Иван Ермолаевич снова сел на скамейку рядом с Алексеем, обнял его и стал говорить, будто боясь, что его подслушают стены, фикус или кот Мурзей.
– Алешка, я верю в твои фабрики, хотя и знаю, что это пока бумага. Мечтания. Я верю в них, потому что они в линии жизни. В линии, которая еще не прочерчена, но не может не прочертиться. И то, что ты сказал про комбайны, про драги и про то, что многие фабрики неминуемо должны приходить к сырью и сойти со своих фундаментов, для меня это как дважды два, А какой будет фабрика – гусеничной, или шагающей, или разборно-сборной, или вертолетной это дело десятое. Если суть верна, она найдет свою плоть. Эту ли, Иван Ермолаевич ткнул пальцем в альбом эскизов, – или какую-то другую, судить не мне. Одно только беспокоит меня, Алексей.
– Что?
– Ты!
– Я?
– Да. В тебе есть свой свет. Хороший свет. Но ты пока еще тусклый фонарь.
– Почему же, дедушка?
И дед ответил:
– Ты боишься своего света. Тебе страшновато дать волю его лучам. И даже со мной, с твоим первым дружком-товарищем, ты говоришь с какой-то опаской. Лешка! Разведчик должен быть осторожен. Это так. Осторожен, но смел. А смел ли ты? Нет, Леша. Ты башковит и умел, но не смел. А таким ли жил, таким ли был человек, который всю жизнь отдал полетам в небо? И тогда еще, при царе, в старой, темной Калуге он не боялся гореть и светить. Не боялся взлетать к звездам. Не боялся большой высоты. Не слышал смеха глупцов. Не слышал не потому, что он был глухим. А потому, что верил… Верил. И если ты веришь своему кораблю, зачем тебе спрашивать, – верю ли я ему? А если не верю, тогда что? Опустить руки? Отказаться? А вдруг я пень? Мало ли пней на нашей земле…
Иван Ермолаевич, потеряв нить разговора, вспомнив, с чего он начал и чем хотел кончить, стал говорить снова:
– Алешка!.. Помни, Алешка, дедов наказ. Живущий сегодня, сегодняшним днем, как твой дядька Николай, живет во вчерашнем дне. В сегодняшнем дне живет только тот человек, который зашагивает в завтрашний день. Кто думает о нем. Кто желает его. Алешка, ищущий не всегда находит. А не ищущий – никогда ничего не найдет. А ты ищешь… Ищешь. И в этом твое счастье.

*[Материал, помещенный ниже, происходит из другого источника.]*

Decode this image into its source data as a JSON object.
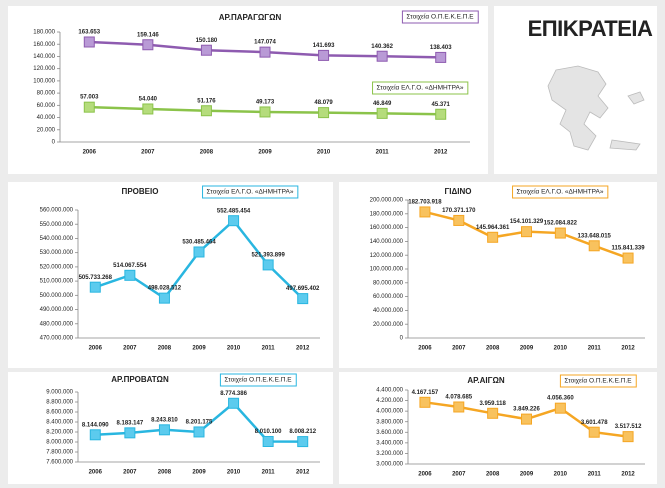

– Спасибо тебе, дед. Большое спасибо.
Алеша приник к теплой груди старика. Тот стал гладить его кудри. Так сиживали они годков двадцать, пятнадцать тому назад. Время прошло, а отношения между ними все те же.
Хорошо мечтается Алексею Векшегонову.
Как бы ни выглядела фабрика на колесах «кораблем» в одиночном плавании или «флотилией», состоящей из цехов на колесах, это придет, найдется. Дедушка прав, если не думать, не мечтать уже сегодня, сейчас о технике завтрашнего дня, не заглядывать в него смело и дерзко, – то во имя чего жить сегодня?
Во имя чего? А он, Алексей Векшегонов, для кого машины, изобретения, открытия и есть его трудовое наслаждение, – как может он не мечтать, не искать новое!
Пусть эти корабли еще не завершены и на ватмане. Но все-таки они уже есть. Их можно увидеть сквозь зеленую дымку шумной гавани, имя которой Воображение. Пусть отстаиваются. Они никуда не уйдут. Их крепко держат причалы памяти и эскизных листов. Разве не все, созданное человеком, было когда-то всего лишь мечтой?